The company said preparations are well under way for a winter program at East Preston. The winter program, which is expected to begin in January, will consist of approximately 6,000 metres of drilling in at least 20 diamond drill holes.

The primary target area on the East Preston Project is the conductive corridors from the A-Zone through to the G-Zone [A-G Trend] and the K-Zone through to the H and Q-Zones [K-H-Q Trend]. The selection of these trends is based on a compilation of results from the 2018 through 2020 ground-based EM and gravity surveys, property-wide VTEM and magnetic surveys, and the 2019 through 2022 drill programs. The 2020 HLEM survey indicates multiple prospective conductors and structural complexity along these corridors.

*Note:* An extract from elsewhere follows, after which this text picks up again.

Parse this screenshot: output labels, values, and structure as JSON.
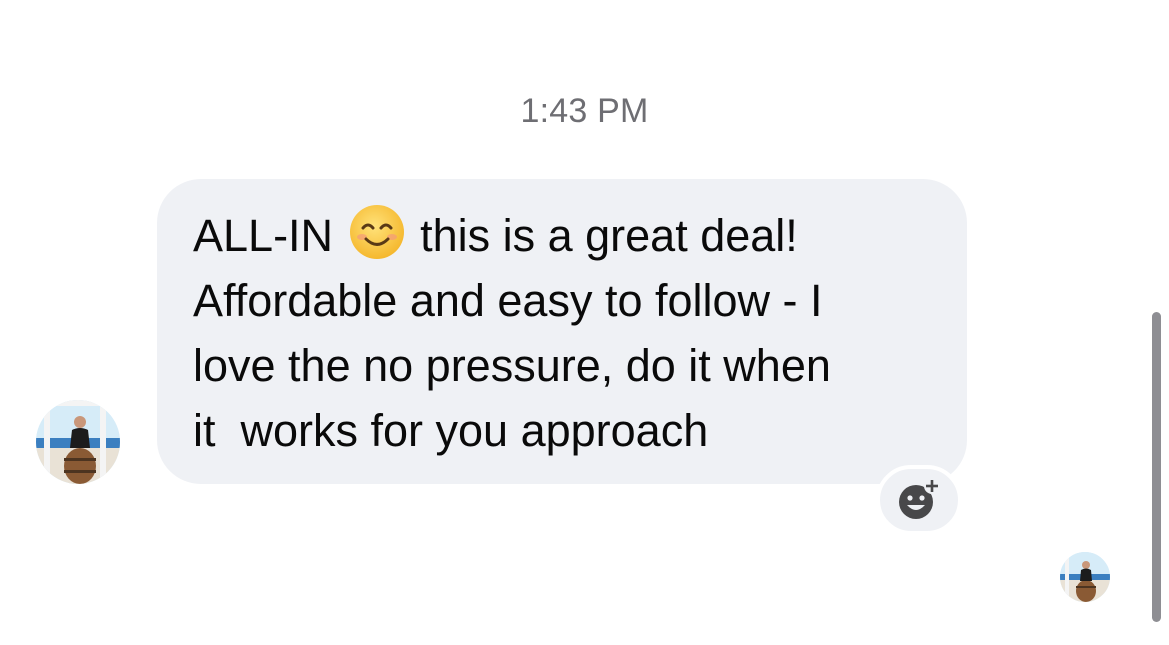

Azincourt controls a 72.8% interest in the 25,000-hectare Eastern portion of the Preston project as part of a joint venture agreement with Skyharbour and Dixie Gold.

The Preston Project is one of the largest tenure land positions in the Paterson Lake region and is strategically located near NexGen Energy Ltd.’s [NXE-TSX, NYSE] high-grade Arrow deposit, Fission Uranium Corp.’s [FCU-TSE] Triple R deposit and the Spitfire high-grade discovery on the Hook Lake project, which is owned jointly by Cameco Corp. [CCO-TSX, CCJ-NYSE], Orano Canada Inc. (formerly known as Areva Canada Inc.) and Purepoint Uranium Group Inc. [PTU.V-TSX].

East Preston is near the southern edge of the western Athabasca Basin, where targets are in a near surface environment without Athabasca sandstone cover. Therefore, they are relatively shallow targets but can have great depth extent when discovered.

Azincourt also said it is planning to drill its Hatchet Lake Project, which is located just outside the northeastern margin of the Athabasca Basin. The project is situated along the underexplored northeast extension of the Western Wollaston Domain, within the Wollaston-Mudjatik Transition Zone. This is a structural corridor that hosts the majority of the known high-grade uranium deposits and all of Canada’s operating uranium mines.

Azincourt has also signed a letter of intent with an undisclosed party to evaluate an exploration uranium project in northern Saskatchewan.